While giving the lecture "Mathematics and Democracy", on the occasion of the FC's Matequio Project for Mathematics Education, she stated that mathematically "perfect democracy is impossible".
The so-called Condorcet Paradox, named after Nicolas Condorcet (1743–1794), a French mathematician, politician, and philosopher of the Age of Enlightenment, sought a correct way of voting, as did other mathematicians who noticed that the different voting systems could present some pathologies "that could lead to not very pleasant results".
Among the mathematicians who participated in the search for a correct voting system, Jonard Pérez recalled Nicolas de Cusa (1401–1444), Jean Charles de Borda (1733–1799), Pierre Simon Laplace (1749–1827), and Charles L. Dodgson (Lewis Carroll) (1832–1888).

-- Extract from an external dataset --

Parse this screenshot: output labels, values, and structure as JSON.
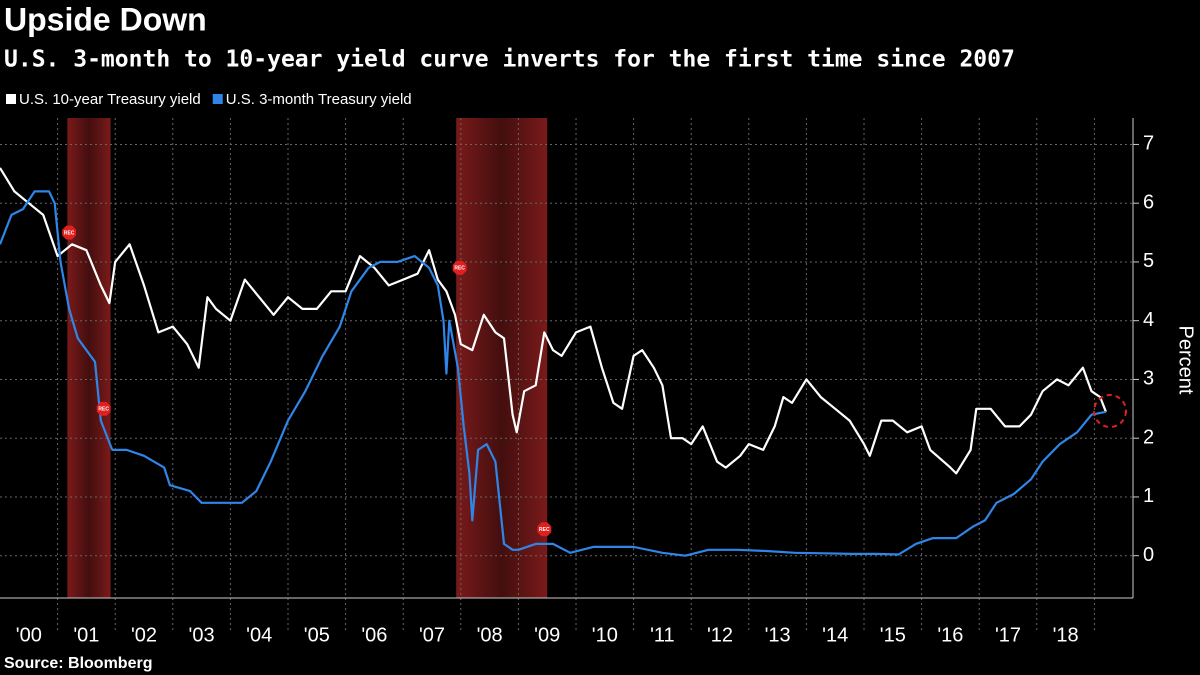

It was not until the middle of the 20th century that Kenneth Arrow, who won the 1972 Nobel Prize in Economics, demonstrated with his work Arrow's Impossibility Theorem that there is no perfect system for voting.
In this, she said, he includes some features such as "unanimity", when voters prefer option A over B, as well as "independence of irrelevant alternatives", where the order that A and B have does not depend on the rest of the options. The theorem concludes that if a method (of voting) is constructed that has these two characteristics ("unanimity" and "independence of irrelevant alternatives"), then it is a procedure that the author called "dictatorship", or a "dictator" voter.
The university academic also referred to the so-called Borda Count (Jean Charles de Borda, 1733–1799), which consists of providing a score to the options.
"It had already been proposed by Nicolas de Cusa. To date, it is not very common, but it is used to elect some members of parliament in Slovenia, as well as in some votes in universities such as Harvard and certain sports societies," she explained.
In the Aula Magna "Juan de Oyarzabal" of the FC, Jonard Perez also explained the so-called Exhaustive Election, which is currently used in the Oscar Awards.
It is "an elaborate form of a second round method: vote by the majority, and in the first step we eliminate the option with the least votes; vote again by the majority and eliminate the option with the least votes; and so on until the winner is obtained". All this shows that the procedure chosen for voting will always influence the result.
And she argued: "Even if it doesn't change the result, the method is important. The first thing we should learn is how to vote if we live in a democracy where voting is a major part of making decisions. The method depends on the situation and also on the options; no solution will make us all happy".